With winter fast approaching, it is time to shift your focus on what you will do during winter. For sports enthusiasts, this is the time to look forward to the various winter sports that you can participate in. And there are so many to choose from. One of the most popular winter sports is snowshoeing. It’s a great sport that can be enjoyed by people of all ages.
Snowshoeing require the use of a special shoe whose function is to help distribute a person’s weight so that it makes it easier to walk on top of the snow. The shoes look like tennis rackets that have a strap attached to it to secure the foot. To be able to perform well with snowshoes, you must be fit. Here are some life tips you can follow to get you in top form for snowshoeing.
Diet
Start by shifting to a good diet. Load up on vegetables, fruits and fish while limiting your intake of read meat, junk food and food that is oily or fried. Sweets should be taken in moderation. (This life tip can help improve not just your snowshoeing skills, but your general energy levels. You can find other life tips in our articles on the fun way to cut fat from your diet, and some low-fat, high-protein diet alternatives like tofu.
Resistance training
Snowshoeing will test your resistance because it will work your legs a lot. That’s why you will need to build your strength with resistance training. Add more cardio workouts in your training regimen. You can add various types of cardio activities like running or using the stationary bike. Aerobic exercises are also a big help in building your resistance. One unorthodox way of building resistance is by inhaling steam. The steam will help unclog your respiratory system, which will allow you to breathe more easily.
Practice makes perfect
Even if snow hasn’t started falling yet, you can go through the motions of snowshoeing already to help acclimatize your body to the movements of your body when using snow shoes.
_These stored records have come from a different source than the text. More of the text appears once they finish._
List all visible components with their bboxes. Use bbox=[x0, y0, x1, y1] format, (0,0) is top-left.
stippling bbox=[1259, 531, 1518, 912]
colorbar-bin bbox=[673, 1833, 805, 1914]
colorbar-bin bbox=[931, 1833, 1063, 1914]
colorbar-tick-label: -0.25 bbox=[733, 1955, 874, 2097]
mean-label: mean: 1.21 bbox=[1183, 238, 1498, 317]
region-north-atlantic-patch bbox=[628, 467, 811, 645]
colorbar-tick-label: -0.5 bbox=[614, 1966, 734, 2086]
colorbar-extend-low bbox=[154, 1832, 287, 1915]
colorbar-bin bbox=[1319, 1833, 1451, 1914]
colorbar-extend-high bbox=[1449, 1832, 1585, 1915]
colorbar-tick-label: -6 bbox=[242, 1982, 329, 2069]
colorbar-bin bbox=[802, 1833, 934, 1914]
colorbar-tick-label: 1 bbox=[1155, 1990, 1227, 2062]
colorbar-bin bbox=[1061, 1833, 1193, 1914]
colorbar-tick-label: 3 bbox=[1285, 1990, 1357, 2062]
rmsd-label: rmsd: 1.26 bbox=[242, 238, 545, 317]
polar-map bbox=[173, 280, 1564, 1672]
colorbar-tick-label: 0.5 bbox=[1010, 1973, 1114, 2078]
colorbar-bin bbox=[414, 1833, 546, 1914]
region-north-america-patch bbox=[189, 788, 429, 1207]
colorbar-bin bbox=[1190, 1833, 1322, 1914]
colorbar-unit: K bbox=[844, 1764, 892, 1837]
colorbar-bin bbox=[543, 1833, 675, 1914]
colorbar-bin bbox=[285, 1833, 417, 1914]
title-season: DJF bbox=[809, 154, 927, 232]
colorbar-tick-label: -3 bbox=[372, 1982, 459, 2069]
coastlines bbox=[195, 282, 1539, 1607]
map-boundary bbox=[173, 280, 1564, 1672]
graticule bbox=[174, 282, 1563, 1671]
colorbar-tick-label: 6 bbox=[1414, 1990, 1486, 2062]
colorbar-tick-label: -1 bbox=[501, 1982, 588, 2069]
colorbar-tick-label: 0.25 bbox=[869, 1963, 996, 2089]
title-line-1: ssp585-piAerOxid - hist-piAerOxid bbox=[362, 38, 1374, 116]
Go on hikes or go up long flights of stairs (the stairs in tall buildings are the most ideal). You can even take the steps two or three to really build up those leg muscles.
Building lower body strength
Your lower body will be the most worked up parts of your anatomy once you get in those snowshoes. Anticipate this already by strengthening your lower body. Walking and jogging are great activities. Squats and sit-ups or crunches are also great exercises. Use the gym’s ladder machine to really give your leg muscles a workout. To further increase your training, walk any chance you get.